DEV Community

Cover image for Implementing a Secure Data Governance Architecture on AWS with S3, Glue, Athena, and Lake Formation
DavidπŸ’»
DavidπŸ’» Subscriber

Posted on

Implementing a Secure Data Governance Architecture on AWS with S3, Glue, Athena, and Lake Formation

This article explains how to built a secure and fully auditable data governance architecture using AWS S3, Glue, CloudTrail, Lake Formation, and Amazon Quick Suite

This design ensures data organization, encryption, version control, access restriction, and advanced traceability, while enabling analytical queries and dashboards through Athena and Quick Suite

Requirements

  • AWS account
  • CSV files with data

The proposed architecture

Architecture

Walkthrough

The goal is to build a centralized S3-based data lake that manages raw, processed, and sensitive data securely.
Our main bucket can be called as company-data-governance-raw

Inside our bucket we follow this folder structure:

company-data-governance-raw/
β”œβ”€β”€ raw/               
β”‚   β”œβ”€β”€ clientes/
β”‚   β”œβ”€β”€ transacciones/
β”‚   └── productos/
β”‚
β”œβ”€β”€ processed/          
β”‚   β”œβ”€β”€ clientes/
β”‚   └── transacciones/
β”‚       └── sensible=no/
β”‚
β”œβ”€β”€ sensitive/  
β”‚
β”œβ”€β”€ athena/ 
β”‚
└── logs/ 
    └── s3-access/
Enter fullscreen mode Exit fullscreen mode

This organization keeps every dataset in its right lifecycle stage: from ingestion to analysis.
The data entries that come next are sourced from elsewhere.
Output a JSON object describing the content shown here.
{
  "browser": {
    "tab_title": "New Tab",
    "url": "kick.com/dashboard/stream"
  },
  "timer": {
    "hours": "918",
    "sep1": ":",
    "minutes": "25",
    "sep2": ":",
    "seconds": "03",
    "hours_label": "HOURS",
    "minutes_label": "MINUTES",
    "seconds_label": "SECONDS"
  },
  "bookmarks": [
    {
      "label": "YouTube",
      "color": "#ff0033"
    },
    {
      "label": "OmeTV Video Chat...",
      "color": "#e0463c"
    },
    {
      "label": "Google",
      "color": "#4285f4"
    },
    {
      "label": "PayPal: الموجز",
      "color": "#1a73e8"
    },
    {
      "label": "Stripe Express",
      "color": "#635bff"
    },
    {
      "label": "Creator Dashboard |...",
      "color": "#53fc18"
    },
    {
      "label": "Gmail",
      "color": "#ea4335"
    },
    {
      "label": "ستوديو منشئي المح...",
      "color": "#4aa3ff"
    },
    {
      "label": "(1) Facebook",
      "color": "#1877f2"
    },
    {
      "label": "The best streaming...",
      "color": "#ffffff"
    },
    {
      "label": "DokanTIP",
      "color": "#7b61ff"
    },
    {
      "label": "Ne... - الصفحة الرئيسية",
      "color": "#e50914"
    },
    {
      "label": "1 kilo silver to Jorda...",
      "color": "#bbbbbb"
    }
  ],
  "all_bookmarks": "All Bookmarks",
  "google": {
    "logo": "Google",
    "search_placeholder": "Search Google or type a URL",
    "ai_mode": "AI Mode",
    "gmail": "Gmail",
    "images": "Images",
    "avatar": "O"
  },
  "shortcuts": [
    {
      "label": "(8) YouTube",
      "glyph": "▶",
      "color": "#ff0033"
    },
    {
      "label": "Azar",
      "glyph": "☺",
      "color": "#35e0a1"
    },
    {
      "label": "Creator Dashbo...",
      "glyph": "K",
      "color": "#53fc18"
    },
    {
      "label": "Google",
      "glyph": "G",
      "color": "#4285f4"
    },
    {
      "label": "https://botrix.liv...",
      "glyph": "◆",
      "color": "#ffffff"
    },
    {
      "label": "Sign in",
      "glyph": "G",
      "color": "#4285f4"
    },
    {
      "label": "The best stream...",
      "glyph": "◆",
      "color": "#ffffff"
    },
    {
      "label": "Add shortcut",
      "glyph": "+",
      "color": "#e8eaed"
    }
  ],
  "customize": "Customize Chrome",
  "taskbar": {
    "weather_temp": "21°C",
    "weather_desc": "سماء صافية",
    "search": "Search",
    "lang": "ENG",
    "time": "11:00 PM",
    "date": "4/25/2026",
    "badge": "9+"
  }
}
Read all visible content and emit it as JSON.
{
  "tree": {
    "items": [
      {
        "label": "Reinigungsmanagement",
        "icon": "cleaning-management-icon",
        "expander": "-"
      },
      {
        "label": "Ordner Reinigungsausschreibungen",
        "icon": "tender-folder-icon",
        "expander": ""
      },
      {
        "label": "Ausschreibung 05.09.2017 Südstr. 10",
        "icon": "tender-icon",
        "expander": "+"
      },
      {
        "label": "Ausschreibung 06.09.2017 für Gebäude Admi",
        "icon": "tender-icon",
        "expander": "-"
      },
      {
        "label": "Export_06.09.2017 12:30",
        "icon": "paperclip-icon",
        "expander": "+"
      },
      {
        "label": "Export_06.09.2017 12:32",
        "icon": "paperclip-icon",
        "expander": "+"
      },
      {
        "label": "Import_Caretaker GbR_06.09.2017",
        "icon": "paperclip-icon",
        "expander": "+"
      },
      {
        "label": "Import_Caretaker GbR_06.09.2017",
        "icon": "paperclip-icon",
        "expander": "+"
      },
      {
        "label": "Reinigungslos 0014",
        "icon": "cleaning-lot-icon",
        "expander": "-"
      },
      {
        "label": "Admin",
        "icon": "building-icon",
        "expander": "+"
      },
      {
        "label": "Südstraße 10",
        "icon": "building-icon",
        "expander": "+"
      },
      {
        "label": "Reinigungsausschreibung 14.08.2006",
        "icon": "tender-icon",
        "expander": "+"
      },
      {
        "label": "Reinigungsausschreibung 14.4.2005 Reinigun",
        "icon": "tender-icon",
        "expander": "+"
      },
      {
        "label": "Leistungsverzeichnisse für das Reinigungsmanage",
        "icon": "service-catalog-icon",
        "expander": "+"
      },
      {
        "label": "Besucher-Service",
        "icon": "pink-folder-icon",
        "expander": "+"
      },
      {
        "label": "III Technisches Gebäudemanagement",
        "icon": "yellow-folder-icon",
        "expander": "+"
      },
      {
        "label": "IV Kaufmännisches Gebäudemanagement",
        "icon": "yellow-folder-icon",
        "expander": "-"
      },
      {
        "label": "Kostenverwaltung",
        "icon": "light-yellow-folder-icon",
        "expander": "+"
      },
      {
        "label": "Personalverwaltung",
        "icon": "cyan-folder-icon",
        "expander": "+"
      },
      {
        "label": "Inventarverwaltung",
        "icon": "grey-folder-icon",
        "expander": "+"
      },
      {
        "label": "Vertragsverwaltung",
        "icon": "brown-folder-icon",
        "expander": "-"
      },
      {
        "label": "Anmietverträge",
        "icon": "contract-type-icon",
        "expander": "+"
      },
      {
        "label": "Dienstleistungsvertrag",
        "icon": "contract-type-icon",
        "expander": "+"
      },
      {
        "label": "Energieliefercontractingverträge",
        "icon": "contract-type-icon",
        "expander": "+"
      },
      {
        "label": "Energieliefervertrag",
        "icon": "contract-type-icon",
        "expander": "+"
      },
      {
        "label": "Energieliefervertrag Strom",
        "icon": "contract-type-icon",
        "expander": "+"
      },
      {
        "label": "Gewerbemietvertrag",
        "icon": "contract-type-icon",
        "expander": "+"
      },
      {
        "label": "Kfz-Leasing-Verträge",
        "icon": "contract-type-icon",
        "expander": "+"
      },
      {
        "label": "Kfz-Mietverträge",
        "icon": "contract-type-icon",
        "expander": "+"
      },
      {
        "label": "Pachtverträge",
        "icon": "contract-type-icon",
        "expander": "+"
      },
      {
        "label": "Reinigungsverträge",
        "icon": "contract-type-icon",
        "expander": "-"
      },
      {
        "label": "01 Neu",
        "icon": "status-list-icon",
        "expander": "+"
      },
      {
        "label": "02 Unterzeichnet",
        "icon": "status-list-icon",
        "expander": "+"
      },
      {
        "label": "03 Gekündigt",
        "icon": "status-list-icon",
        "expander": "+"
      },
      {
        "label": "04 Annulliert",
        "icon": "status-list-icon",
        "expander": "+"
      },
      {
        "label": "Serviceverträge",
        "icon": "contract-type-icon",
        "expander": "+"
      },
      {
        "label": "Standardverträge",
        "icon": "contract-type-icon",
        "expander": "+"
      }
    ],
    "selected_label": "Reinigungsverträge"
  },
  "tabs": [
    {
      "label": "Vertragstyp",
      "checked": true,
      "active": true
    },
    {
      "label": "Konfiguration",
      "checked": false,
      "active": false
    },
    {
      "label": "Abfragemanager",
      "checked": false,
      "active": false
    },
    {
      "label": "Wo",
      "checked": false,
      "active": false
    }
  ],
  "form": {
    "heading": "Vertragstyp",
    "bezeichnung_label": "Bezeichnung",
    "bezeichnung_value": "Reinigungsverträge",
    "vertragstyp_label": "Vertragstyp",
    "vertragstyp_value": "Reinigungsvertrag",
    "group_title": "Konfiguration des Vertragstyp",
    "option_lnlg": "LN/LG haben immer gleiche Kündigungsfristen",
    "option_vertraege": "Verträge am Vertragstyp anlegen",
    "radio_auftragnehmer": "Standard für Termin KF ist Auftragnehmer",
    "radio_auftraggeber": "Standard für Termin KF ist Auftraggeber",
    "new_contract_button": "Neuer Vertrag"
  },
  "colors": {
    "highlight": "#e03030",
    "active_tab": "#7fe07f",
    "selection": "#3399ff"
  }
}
S3 Configuration and Security Controls

When creating the bucket:

βœ… Block all public access

Block s3 access

βœ… Enable versioning to preserve data integrity and restore older versions

Bucket Versioning

βœ… Enable MFA Delete to prevent accidental or unauthorized deletions

βœ… Enable encryption in transit and at rest (S3 SSE-S3 or SSE-KMS with your own CMK)

Encryption

Using AWS KMS allows symmetric encryption under your control, essential for sensitive workloads.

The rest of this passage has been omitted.